Enamelling has a very long history and examples have been found in some Egyptian
tombs circa 2000Bc and on Cyprus during the Mycenean period dating from around
1300BC. When Caesar conquered Britain he found the Celts were already using enamels and many examples of this early craft are to be found in museums all around the British Isles and France.
WHAT IS ENAMELLING
Described as vitreous or porcelain enamel, it is the method of melting or fusing powdered glass to a metallic base of either gold, silver, copper, bronze and lately iron and steel.
The fusing is achieved either in a kiln or recently using a gas powered torch at temperatures of 750 deg C to 820 deg C. This heat causes the powdered glass to melt and flow. It then hardens to a smooth coating.
HOW IS IT DONE
Many lovely colours and patterns can be created by using different techniques, just a few of which are listed here.
Cloisonne is a very old and beautiful method which uses very fine wire to create separate cells of colour. Fine examples of landscapes and portraits exist from medieval times.

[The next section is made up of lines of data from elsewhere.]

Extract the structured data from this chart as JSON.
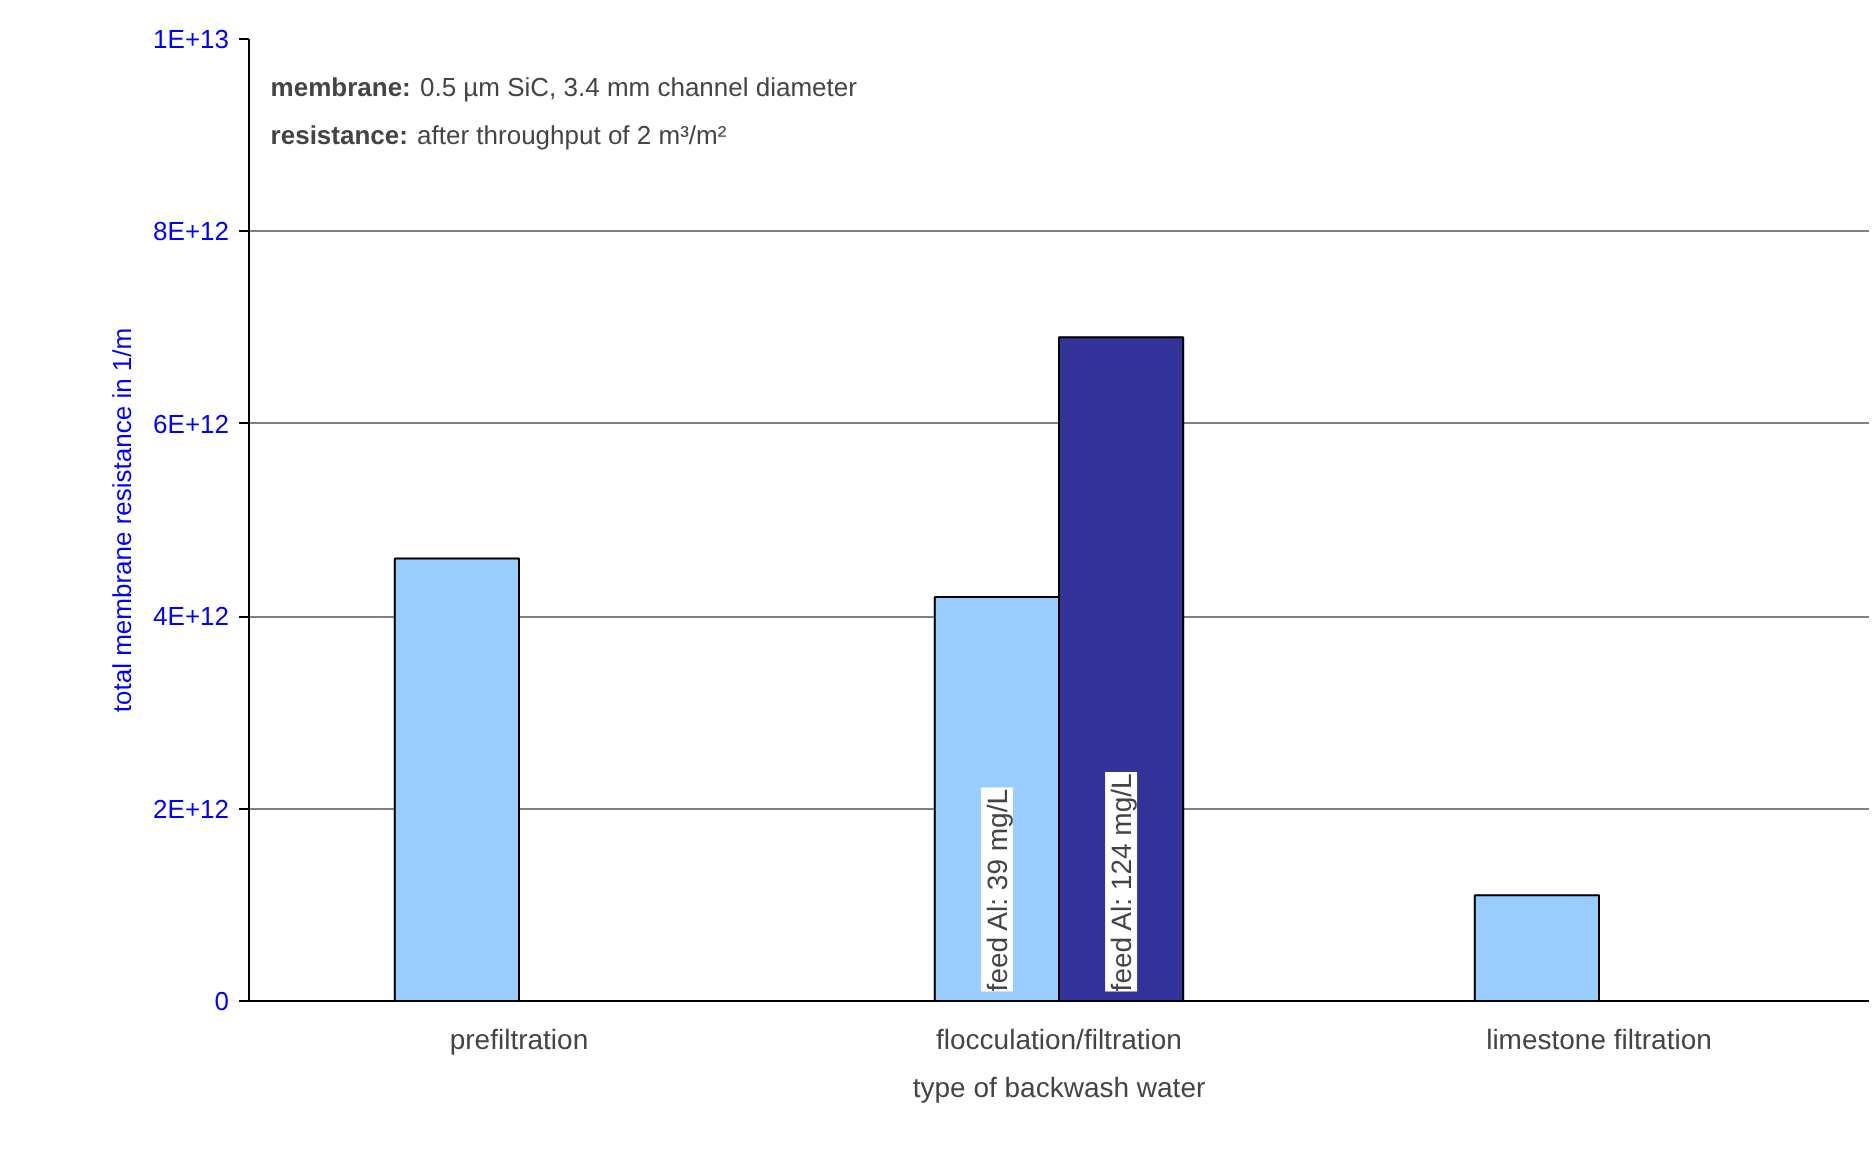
{
  "chart_data": {
    "type": "bar",
    "xlabel": "type of backwash water",
    "ylabel": "total membrane resistance in 1/m",
    "categories": [
      "prefiltration",
      "flocculation/filtration",
      "limestone filtration"
    ],
    "series": [
      {
        "name": "feed Al: 39 mg/L",
        "color": "#99ccff",
        "values": [
          4600000000000.0,
          4200000000000.0,
          1100000000000.0
        ]
      },
      {
        "name": "feed Al: 124 mg/L",
        "color": "#333399",
        "values": [
          null,
          6900000000000.0,
          null
        ]
      }
    ],
    "ylim": [
      0,
      10000000000000.0
    ],
    "yticks": [
      0,
      {
        "value": 2000000000000.0,
        "label": "2E+12"
      },
      {
        "value": 4000000000000.0,
        "label": "4E+12"
      },
      {
        "value": 6000000000000.0,
        "label": "6E+12"
      },
      {
        "value": 8000000000000.0,
        "label": "8E+12"
      },
      {
        "value": 10000000000000.0,
        "label": "1E+13"
      }
    ],
    "grid": "y",
    "legend": false,
    "annotations": [
      "membrane: 0.5 µm SiC, 3.4 mm channel diameter",
      "resistance: after throughput of 2 m³/m²"
    ]
  }
}
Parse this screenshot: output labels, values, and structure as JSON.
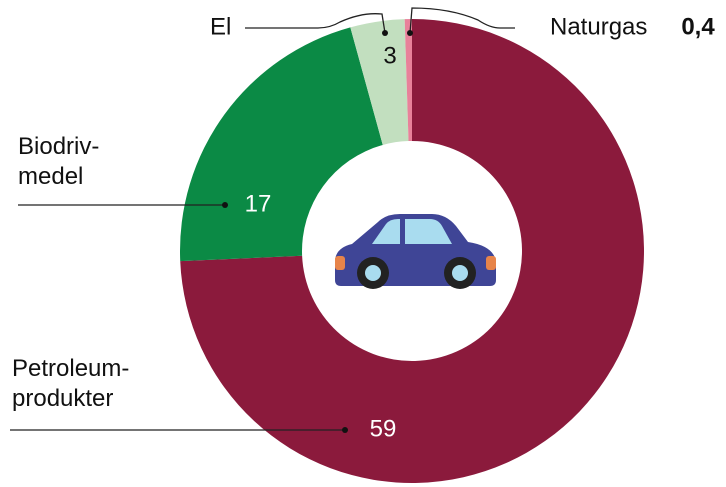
{
  "chart_data": {
    "type": "donut",
    "categories": [
      "Petroleum-\nprodukter",
      "Biodriv-\nmedel",
      "El",
      "Naturgas"
    ],
    "values": [
      59,
      17,
      3,
      0.4
    ],
    "value_labels": [
      "59",
      "17",
      "3",
      "0,4"
    ],
    "colors": [
      "#8b1a3c",
      "#0b8a45",
      "#c2dfbf",
      "#e8819a"
    ]
  }
}
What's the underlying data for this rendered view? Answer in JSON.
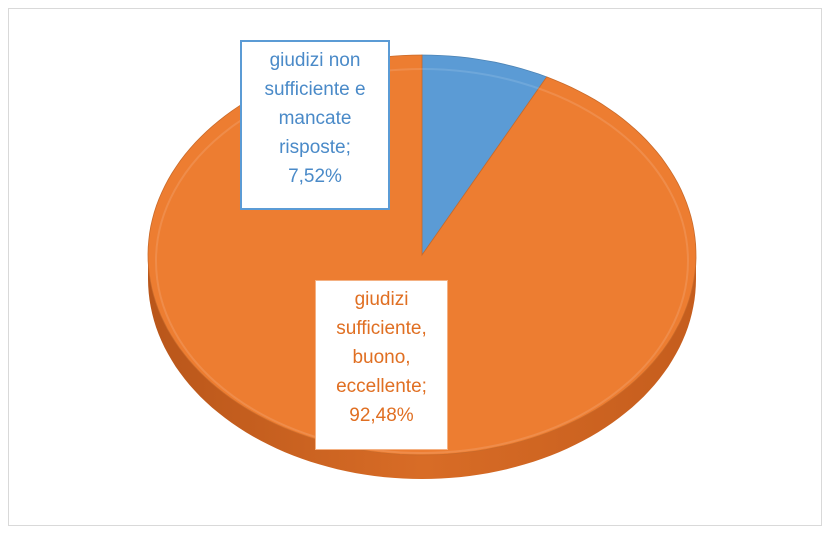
{
  "chart_data": {
    "type": "pie3d",
    "categories": [
      "giudizi non sufficiente e mancate risposte",
      "giudizi sufficiente, buono, eccellente"
    ],
    "values": [
      7.52,
      92.48
    ],
    "value_labels": [
      "7,52%",
      "92,48%"
    ],
    "data_label_separator": ";",
    "colors": [
      "#5b9bd5",
      "#ed7d31"
    ]
  }
}
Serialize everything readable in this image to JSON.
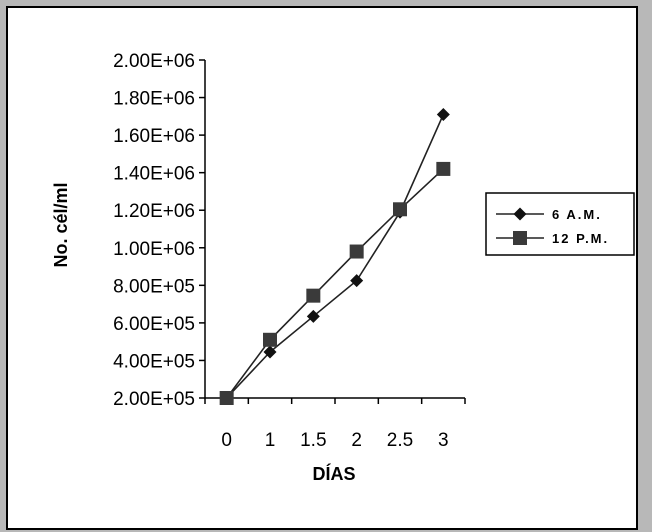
{
  "chart_data": {
    "type": "line",
    "x": [
      "0",
      "1",
      "1.5",
      "2",
      "2.5",
      "3"
    ],
    "series": [
      {
        "name": "6 A.M.",
        "marker": "diamond",
        "values": [
          200000,
          445000,
          635000,
          825000,
          1190000,
          1710000
        ]
      },
      {
        "name": "12 P.M.",
        "marker": "square",
        "values": [
          200000,
          510000,
          745000,
          980000,
          1205000,
          1420000
        ]
      }
    ],
    "ylim": [
      200000,
      2000000
    ],
    "y_step": 200000,
    "yticks": [
      "2.00E+05",
      "4.00E+05",
      "6.00E+05",
      "8.00E+05",
      "1.00E+06",
      "1.20E+06",
      "1.40E+06",
      "1.60E+06",
      "1.80E+06",
      "2.00E+06"
    ],
    "xlabel": "DÍAS",
    "ylabel": "No. cél/ml",
    "legend_position": "right",
    "grid": false,
    "colors": {
      "line": "#000000",
      "marker": "#3a3a3a",
      "frame_bg": "#b8b8b8"
    }
  }
}
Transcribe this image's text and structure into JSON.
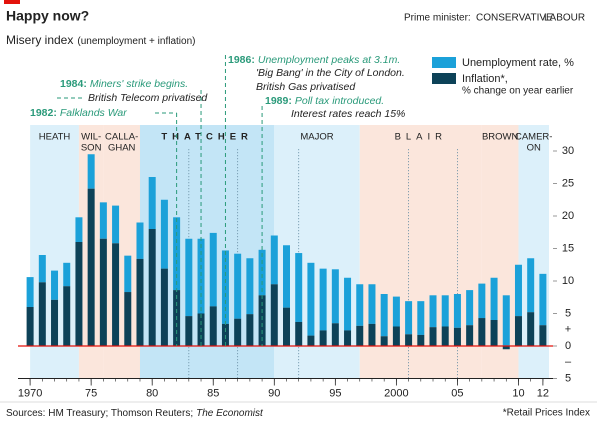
{
  "chart_data": {
    "type": "stacked-bar",
    "title": "Happy now?",
    "subtitle": "Misery index",
    "subtitle_note": "(unemployment + inflation)",
    "party_legend_title": "Prime minister:",
    "parties": {
      "conservative": {
        "label": "CONSERVATIVE",
        "color": "#2e9fd0",
        "band": "#dcf0fa"
      },
      "labour": {
        "label": "LABOUR",
        "color": "#e0643c",
        "band": "#fbe6dc"
      }
    },
    "emphasis_band": "#c3e5f6",
    "emphasis_color": "#0e3c52",
    "eras": [
      {
        "label": [
          "HEATH"
        ],
        "party": "conservative",
        "start": 1970,
        "end": 1974
      },
      {
        "label": [
          "WIL-",
          "SON"
        ],
        "party": "labour",
        "start": 1974,
        "end": 1976
      },
      {
        "label": [
          "CALLA-",
          "GHAN"
        ],
        "party": "labour",
        "start": 1976,
        "end": 1979
      },
      {
        "label": [
          "THATCHER"
        ],
        "party": "conservative",
        "start": 1979,
        "end": 1990,
        "emphasis": true
      },
      {
        "label": [
          "MAJOR"
        ],
        "party": "conservative",
        "start": 1990,
        "end": 1997
      },
      {
        "label": [
          "BLAIR"
        ],
        "party": "labour",
        "start": 1997,
        "end": 2007
      },
      {
        "label": [
          "BROWN"
        ],
        "party": "labour",
        "start": 2007,
        "end": 2010
      },
      {
        "label": [
          "CAMER-",
          "ON"
        ],
        "party": "conservative",
        "start": 2010,
        "end": 2012.5
      }
    ],
    "election_lines": [
      1983,
      1987,
      1992,
      2001,
      2005
    ],
    "annotation_color": "#2a9a7a",
    "annotations": [
      {
        "x": 1982,
        "label": "1982:",
        "lines": [
          "Falklands War"
        ]
      },
      {
        "x": 1984,
        "label": "1984:",
        "lines": [
          "Miners' strike begins.",
          "British Telecom privatised"
        ]
      },
      {
        "x": 1986,
        "label": "1986:",
        "lines": [
          "Unemployment peaks at 3.1m.",
          "'Big Bang' in the City of London.",
          "British Gas privatised"
        ]
      },
      {
        "x": 1989,
        "label": "1989:",
        "lines": [
          "Poll tax introduced.",
          "Interest rates reach 15%"
        ]
      }
    ],
    "x": [
      1970,
      1971,
      1972,
      1973,
      1974,
      1975,
      1976,
      1977,
      1978,
      1979,
      1980,
      1981,
      1982,
      1983,
      1984,
      1985,
      1986,
      1987,
      1988,
      1989,
      1990,
      1991,
      1992,
      1993,
      1994,
      1995,
      1996,
      1997,
      1998,
      1999,
      2000,
      2001,
      2002,
      2003,
      2004,
      2005,
      2006,
      2007,
      2008,
      2009,
      2010,
      2011,
      2012
    ],
    "series": [
      {
        "name": "Unemployment rate, %",
        "color": "#1ba1d9",
        "values": [
          4.6,
          4.2,
          4.5,
          3.6,
          3.8,
          5.3,
          5.6,
          5.8,
          5.6,
          5.6,
          8.0,
          10.6,
          11.2,
          11.9,
          11.5,
          11.3,
          11.3,
          10.0,
          8.6,
          7.0,
          7.5,
          9.6,
          10.6,
          11.2,
          9.5,
          8.3,
          8.1,
          6.4,
          6.1,
          6.5,
          4.6,
          5.1,
          5.2,
          4.9,
          4.8,
          5.2,
          5.4,
          5.3,
          6.5,
          7.8,
          7.9,
          8.3,
          7.9
        ]
      },
      {
        "name": "Inflation*,",
        "color": "#0d4258",
        "values": [
          6.0,
          9.8,
          7.1,
          9.2,
          16.0,
          24.2,
          16.5,
          15.8,
          8.3,
          13.4,
          18.0,
          11.9,
          8.6,
          4.6,
          5.0,
          6.1,
          3.4,
          4.2,
          4.9,
          7.8,
          9.5,
          5.9,
          3.7,
          1.6,
          2.4,
          3.5,
          2.4,
          3.1,
          3.4,
          1.5,
          3.0,
          1.8,
          1.7,
          2.9,
          3.0,
          2.8,
          3.2,
          4.3,
          4.0,
          -0.5,
          4.6,
          5.2,
          3.2
        ]
      }
    ],
    "legend_note": "% change on year earlier",
    "xlim": [
      1969.5,
      2012.5
    ],
    "xticks": [
      1970,
      {
        "value": 1975,
        "label": "75"
      },
      {
        "value": 1980,
        "label": "80"
      },
      {
        "value": 1985,
        "label": "85"
      },
      {
        "value": 1990,
        "label": "90"
      },
      {
        "value": 1995,
        "label": "95"
      },
      2000,
      {
        "value": 2005,
        "label": "05"
      },
      {
        "value": 2010,
        "label": "10"
      },
      {
        "value": 2012,
        "label": "12"
      }
    ],
    "ylim": [
      -5,
      34
    ],
    "yticks": [
      30,
      25,
      20,
      15,
      10,
      5,
      0,
      {
        "value": -5,
        "label": "5"
      }
    ],
    "y_signs": [
      "+",
      "–"
    ],
    "zero_line_color": "#e3120b",
    "grid": false,
    "source": "Sources: HM Treasury; Thomson Reuters;",
    "source_italic": "The Economist",
    "footnote": "*Retail Prices Index"
  }
}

Plique a Jour is a technique similar to a stained glass window.
Sgraffito is a method of scratching a design through powdered enamel onto a previously fired surface and refiring.
The club has 2 different enamel sessions using either the kiln or a gas fired torch. Each method yields different looking results. Copper shapes are the main metal used for firing on and also some fine silver.
Kiln firing session is available Friday mornings between 9am – 1pm.
On Friday the members are far from expert but are happy to pass on what they have learned so far.
Torch Firing Session is Thursday 1pm – 5pm.
This is a new and very experimental session the and members involved are teaching themselves as they go along. They are happy to assist other members too.